Last week people in one part of town, the Central Area, were thinking: “That could have been me.”
But by Wednesday the gunfire in our city seemed so ubiquitous it felt more like it could strike anyone, anywhere, at any time.
This is what it has come to: Jogging with your gun. But can you blame him? When bystanders and other completely innocent people are being gunned down now on a regular basis?
The Wednesday killings of five people in two midmorning shootings, in two busy parts of the city, turned out to be perpetrated by the same man. This came as a perverse form of relief to the rattled city — that there was only one armed killer on the loose instead of two.
Since Madrona’s Justin Ferrari was shot last Thursday — an eternity ago in the violence cycle we’re in — a man was shot at the Northwest Folklife Festival and more than 60 bullets fired in four drive-by shootings in South Seattle.
Then came the Wednesday killings.
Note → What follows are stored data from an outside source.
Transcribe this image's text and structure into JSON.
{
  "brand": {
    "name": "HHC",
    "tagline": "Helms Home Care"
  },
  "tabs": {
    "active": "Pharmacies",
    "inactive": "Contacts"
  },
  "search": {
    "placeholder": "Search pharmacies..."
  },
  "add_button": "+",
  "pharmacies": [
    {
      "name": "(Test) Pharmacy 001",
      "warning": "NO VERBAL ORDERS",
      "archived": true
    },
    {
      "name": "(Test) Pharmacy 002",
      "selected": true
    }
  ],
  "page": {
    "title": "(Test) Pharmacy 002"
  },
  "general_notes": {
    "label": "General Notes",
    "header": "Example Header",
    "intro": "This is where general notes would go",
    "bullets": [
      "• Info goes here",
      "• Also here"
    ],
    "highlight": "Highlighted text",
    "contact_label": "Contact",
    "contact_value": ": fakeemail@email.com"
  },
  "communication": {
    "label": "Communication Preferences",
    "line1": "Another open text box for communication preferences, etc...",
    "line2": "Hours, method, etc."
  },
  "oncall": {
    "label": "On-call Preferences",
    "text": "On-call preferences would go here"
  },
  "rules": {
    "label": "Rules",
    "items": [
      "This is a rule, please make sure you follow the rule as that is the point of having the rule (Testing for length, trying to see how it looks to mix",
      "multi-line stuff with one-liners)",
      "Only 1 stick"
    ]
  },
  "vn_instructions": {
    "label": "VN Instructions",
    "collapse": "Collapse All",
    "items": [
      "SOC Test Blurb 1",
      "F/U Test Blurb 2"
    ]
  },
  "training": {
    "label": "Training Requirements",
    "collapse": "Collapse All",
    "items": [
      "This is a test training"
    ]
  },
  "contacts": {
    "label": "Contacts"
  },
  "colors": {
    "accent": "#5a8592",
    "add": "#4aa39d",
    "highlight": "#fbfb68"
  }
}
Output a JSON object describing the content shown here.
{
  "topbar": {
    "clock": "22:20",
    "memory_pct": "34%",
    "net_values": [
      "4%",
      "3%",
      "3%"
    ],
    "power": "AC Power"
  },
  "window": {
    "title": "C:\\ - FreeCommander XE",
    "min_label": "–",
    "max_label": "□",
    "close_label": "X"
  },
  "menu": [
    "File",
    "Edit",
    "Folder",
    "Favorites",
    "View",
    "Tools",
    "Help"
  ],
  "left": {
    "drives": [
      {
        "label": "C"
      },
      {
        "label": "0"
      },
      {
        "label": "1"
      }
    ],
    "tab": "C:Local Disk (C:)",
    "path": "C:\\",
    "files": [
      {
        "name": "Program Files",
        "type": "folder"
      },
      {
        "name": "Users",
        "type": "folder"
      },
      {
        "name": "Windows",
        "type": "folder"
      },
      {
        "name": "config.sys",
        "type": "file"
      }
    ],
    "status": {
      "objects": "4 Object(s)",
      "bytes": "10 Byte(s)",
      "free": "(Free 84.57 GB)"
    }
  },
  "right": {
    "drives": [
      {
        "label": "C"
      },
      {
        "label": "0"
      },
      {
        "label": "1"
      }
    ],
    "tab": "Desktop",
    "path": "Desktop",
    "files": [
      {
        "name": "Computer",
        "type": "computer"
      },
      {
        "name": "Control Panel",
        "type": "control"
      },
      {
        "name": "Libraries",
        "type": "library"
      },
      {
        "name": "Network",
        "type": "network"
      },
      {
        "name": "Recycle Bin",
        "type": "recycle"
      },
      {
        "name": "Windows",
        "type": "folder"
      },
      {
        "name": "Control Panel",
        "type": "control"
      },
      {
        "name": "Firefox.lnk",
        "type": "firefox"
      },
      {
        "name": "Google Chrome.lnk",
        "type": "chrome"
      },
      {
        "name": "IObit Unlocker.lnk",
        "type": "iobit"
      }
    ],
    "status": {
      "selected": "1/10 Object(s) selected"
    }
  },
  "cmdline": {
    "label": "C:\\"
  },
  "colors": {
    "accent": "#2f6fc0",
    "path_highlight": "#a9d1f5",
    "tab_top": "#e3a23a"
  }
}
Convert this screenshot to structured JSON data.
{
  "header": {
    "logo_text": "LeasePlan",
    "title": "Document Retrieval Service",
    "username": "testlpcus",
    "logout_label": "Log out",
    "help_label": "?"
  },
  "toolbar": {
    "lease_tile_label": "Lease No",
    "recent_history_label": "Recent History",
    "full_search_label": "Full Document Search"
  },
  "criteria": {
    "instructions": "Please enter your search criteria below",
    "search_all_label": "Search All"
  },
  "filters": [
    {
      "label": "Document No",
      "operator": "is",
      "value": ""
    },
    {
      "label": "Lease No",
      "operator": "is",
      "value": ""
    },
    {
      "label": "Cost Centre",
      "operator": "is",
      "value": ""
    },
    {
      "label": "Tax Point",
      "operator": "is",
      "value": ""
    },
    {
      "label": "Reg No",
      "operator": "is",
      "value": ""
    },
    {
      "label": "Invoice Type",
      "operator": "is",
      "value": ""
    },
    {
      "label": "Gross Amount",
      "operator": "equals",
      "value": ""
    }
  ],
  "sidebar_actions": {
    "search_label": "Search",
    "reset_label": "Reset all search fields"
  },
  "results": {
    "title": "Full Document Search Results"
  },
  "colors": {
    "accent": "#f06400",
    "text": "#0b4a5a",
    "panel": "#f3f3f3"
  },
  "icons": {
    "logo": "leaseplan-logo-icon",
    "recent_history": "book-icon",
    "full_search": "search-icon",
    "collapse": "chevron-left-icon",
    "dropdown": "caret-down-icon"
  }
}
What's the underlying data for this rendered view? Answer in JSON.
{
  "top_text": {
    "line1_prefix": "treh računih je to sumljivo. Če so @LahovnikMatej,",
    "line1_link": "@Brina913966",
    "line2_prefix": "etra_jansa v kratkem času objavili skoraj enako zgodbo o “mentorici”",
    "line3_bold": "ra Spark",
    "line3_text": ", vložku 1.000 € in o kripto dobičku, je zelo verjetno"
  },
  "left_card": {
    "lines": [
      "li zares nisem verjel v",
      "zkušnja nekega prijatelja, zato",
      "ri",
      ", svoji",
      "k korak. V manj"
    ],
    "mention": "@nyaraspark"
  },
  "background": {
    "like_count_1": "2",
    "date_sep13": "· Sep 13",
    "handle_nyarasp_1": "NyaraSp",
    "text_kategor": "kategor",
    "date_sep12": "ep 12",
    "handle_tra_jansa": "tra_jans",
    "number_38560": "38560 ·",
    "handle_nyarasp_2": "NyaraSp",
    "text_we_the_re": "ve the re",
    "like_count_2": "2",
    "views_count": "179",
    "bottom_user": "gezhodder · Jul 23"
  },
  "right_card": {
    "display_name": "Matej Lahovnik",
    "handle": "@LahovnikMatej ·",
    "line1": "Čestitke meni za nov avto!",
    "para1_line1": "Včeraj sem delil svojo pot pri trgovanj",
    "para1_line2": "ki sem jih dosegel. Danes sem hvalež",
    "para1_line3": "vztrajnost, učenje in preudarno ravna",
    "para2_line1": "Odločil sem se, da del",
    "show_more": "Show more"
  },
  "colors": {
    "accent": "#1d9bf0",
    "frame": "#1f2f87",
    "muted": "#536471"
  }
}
Four were gunned down in a University District cafe. On First Hill, a mom of two was struck down completely out of the blue, just like Ferrari.
“Mayor, what is going on?” someone asked at the city’s news conference.
Mike McGinn acknowledged it was a great question.
He had no answers.
I don’t blame him: Whatever paradigm we were operating under last week — that gangs have gone out of control — was upended by the latest shootings, which were motivated not by gang turf wars, but apparently by mental illness.
“You can thank the Department of Justice for this!” a man on a bike yelled outside Cafe Racer, site of the mass killings. His point was that if the feds would stop scrutinizing police tactics, then the cops could go back to stemming violence like this.
That hardly follows. When someone with demons goes crazy, there’s usually nothing the police could have done.
But the frustration is real. We are a city on edge. A city now in full-fledged crisis.
The mayor, the police and the feds need to quit bickering, sit down like adults — now — and hash out what, if anything, they can do. Because the people, at this point, are literally being caught in the crossfire.
At the least there needs to be far more urgency and more police presence in the neighborhoods, until what the mayor called this “wave of gun violence” is brought under control. Or, more likely, ebbs on its own.
On Wednesday, I talked to a mom of two toddlers who lives near the corner of East Cherry Street and Martin Luther King Jr. Way, site of the deadly shooting of Ferrari last week. She called me after I wrote that his death had made me wonder, for the first time, why I live where I live.
“We can’t retreat,” she said.
She meant to be hopeful, with tips about how neighbors can take back their blocks one by one. But she acknowledged her husband had raised the issue of buying a gun.
“We looked at each other and said: ‘If we’re even talking about buying a gun, maybe we need to move.’ “
Mayor, police chief: This is the mood of the city. Joggers are packing heat. Moms of toddlers are contemplating arming up or heading out of town.
It’s insane, yes. We are losing it. Can you blame us?